Feathered Friends are Part of the Family
Can your pet tell you in plain English when it’s time to go to bed or when it wants to go on an adventure? Donna Dabeck’s pet can…
Jazzy is a 10-year-old umbrella cockatoo with a vocabulary of 250-plus words. And she’s not shy about using it. When it’s time for bed, she’ll announce, “Night.” And if you don’t respond, she’ll say, “Night. Up.” And if there’s still no response: “Night. Up. NOW!”
Donna, the nursing recruitment and retention manager for NorthBay Healthcare and her husband, Rick Novosad, rescued Jazzy four years ago from a family that just couldn’t keep her.
Rick, a retired wine industry quality specialist, worked as an animal trainer at a theme park when he was in college and has a real affinity for birds. “He knew within an hour she was trainable,” says Donna.

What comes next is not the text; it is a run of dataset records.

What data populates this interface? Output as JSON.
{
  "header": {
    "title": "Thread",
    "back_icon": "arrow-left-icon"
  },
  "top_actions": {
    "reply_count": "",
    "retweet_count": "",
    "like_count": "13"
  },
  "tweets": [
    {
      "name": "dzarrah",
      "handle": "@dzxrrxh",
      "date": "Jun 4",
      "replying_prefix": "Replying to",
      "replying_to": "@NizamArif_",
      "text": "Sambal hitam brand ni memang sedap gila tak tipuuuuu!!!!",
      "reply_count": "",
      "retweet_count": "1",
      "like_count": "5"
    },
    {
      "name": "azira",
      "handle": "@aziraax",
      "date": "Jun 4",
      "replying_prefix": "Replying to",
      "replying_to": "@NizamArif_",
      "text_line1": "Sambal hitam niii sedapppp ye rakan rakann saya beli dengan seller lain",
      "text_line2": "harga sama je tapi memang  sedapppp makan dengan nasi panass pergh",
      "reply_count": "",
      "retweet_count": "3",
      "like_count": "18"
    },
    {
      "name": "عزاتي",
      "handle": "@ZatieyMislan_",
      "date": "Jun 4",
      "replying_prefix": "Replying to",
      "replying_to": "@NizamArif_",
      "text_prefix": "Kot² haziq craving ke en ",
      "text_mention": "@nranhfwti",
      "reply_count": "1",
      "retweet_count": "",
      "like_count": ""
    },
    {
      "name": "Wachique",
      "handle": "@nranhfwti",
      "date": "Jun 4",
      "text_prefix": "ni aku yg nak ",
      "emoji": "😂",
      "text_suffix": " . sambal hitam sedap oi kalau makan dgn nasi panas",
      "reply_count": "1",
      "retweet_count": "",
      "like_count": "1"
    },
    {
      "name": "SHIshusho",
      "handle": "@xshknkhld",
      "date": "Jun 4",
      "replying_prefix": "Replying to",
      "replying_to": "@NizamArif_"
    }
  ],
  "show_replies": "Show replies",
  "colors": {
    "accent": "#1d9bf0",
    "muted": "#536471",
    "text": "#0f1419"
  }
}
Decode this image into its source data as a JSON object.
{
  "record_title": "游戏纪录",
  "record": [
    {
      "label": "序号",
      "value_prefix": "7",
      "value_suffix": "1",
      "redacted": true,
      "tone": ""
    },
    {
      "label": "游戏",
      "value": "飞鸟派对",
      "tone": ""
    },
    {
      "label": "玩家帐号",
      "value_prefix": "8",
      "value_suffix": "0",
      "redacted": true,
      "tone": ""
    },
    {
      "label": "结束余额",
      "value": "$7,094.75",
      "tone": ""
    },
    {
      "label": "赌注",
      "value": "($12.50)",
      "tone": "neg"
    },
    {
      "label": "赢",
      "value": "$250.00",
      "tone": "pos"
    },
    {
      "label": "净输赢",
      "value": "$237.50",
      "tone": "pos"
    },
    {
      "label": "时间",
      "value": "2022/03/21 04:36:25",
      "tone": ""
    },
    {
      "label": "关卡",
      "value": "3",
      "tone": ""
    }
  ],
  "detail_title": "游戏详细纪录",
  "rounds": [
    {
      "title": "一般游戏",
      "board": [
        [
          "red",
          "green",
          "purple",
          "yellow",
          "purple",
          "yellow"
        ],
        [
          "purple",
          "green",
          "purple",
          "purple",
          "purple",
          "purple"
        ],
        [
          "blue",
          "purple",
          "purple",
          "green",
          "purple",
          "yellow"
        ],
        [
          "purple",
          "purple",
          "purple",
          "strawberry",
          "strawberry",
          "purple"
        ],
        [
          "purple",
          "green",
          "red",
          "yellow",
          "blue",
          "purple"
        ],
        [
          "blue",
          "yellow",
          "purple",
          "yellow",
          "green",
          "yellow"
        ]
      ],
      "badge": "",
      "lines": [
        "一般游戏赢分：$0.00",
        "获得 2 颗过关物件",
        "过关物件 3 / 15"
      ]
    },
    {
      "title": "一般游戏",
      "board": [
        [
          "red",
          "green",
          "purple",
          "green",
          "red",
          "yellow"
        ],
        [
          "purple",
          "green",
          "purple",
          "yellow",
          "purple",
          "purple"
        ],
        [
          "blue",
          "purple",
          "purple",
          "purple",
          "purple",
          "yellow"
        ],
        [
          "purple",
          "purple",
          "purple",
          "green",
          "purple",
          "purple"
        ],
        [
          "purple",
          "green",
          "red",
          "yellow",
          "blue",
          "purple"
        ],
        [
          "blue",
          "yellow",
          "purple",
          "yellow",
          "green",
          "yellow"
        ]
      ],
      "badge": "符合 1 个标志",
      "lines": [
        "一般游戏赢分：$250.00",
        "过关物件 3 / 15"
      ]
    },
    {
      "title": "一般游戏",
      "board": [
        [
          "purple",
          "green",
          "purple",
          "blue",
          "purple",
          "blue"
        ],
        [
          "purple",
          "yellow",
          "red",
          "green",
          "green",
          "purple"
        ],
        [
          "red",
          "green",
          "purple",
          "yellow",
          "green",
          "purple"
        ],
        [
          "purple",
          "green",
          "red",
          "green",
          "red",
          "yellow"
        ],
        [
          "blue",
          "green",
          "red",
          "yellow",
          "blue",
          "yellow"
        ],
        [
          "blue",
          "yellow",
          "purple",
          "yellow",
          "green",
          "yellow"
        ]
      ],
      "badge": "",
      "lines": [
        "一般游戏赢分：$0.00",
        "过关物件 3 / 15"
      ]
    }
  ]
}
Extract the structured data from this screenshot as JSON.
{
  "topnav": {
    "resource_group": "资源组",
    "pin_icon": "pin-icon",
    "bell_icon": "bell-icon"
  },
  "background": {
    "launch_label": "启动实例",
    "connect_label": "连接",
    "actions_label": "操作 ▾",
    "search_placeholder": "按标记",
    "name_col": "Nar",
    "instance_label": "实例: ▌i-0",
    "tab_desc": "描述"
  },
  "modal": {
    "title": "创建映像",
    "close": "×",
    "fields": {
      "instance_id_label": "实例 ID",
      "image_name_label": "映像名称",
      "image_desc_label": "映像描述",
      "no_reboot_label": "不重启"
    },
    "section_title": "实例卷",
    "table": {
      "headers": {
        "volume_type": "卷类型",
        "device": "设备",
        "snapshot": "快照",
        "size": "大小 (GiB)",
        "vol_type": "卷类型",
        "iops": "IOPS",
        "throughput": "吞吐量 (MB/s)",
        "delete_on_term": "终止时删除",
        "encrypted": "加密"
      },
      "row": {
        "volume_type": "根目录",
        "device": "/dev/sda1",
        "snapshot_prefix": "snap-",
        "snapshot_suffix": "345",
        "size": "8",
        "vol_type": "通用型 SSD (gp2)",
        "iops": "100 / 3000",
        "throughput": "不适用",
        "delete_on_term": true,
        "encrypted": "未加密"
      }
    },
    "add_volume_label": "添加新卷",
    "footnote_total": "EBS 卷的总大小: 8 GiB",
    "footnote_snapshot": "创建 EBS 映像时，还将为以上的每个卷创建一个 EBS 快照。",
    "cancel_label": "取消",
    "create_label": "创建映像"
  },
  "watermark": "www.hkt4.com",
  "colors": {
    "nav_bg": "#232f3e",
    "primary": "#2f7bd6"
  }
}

She wasn’t so sure how comfortable she’d be with a cockatoo, but now Donna can’t imagine life without her.
There were a number of time-outs in the beginning to get Jazzy to stop biting. But now she’s good with strangers, especially children, and loves to go on “adventures” to meet people. “Cockatoos are very social creatures,” explains Donna. “When I get out her harness and a special outfit, she gets very excited.”
Jazzy has been known to dress in NorthBay colors and special T-shirts and attend public events, posing with pride for the cameras.
Since her life expectancy is 70, Donna and Rick have had to make plans for her future. “She’s going to outlive us, and we don’t want her to be alone.” So last year they started looking for another bird. Along came George, another umbrella cockatoo.
“We had to take Jazzy to Modesto to meet George, and then we asked her if she wanted us to take George home. She said, “Yes!”
“When we put them to bed at night, each one has their own cage, but they’re side-by side, and we wrap the cages together,” says Donna. “As you walk away from the room, you can hear Jazzy say, ‘’Night, George.”’
But before anyone can go to bed, there’s the nightly ritual of singing, “The Hokey Pokey,” and dancing around the house. “It helps the birds get rid of some energy and start to settle down,” explains Donna.
It may look odd to an outsider, but then so do their walks through their Fairfield neighborhood. Rick has a bird on his shoulder, Donna has a bird on her shoulder, and their three cats, Cognac, Baucus and Franc, trail them. Yes, they really do walk their cats.“Rick trained them to come along, too,” says Donna, “and they seem to look forward to it.” The parade doesn’t stop there. Usually several neighborhood children join in the festivities.
Jazzy can do several tricks, and loves to entertain, says Donna. One trick is “The Eagle,” where she spreads her wings and screeches. George does his version, which Donna calls “The Screaming Eagle.”
They’re very smart creatures, she says, with the intelligence of a toddler. “That’s the blessing and the curse. When you take on a bird like this, you have a toddler for the rest of your life,” she says with a smile. But Donna doesn’t mind.
“Our house is full of laughter,” she says. “I don’t ever have to turn on the TV to be entertained.”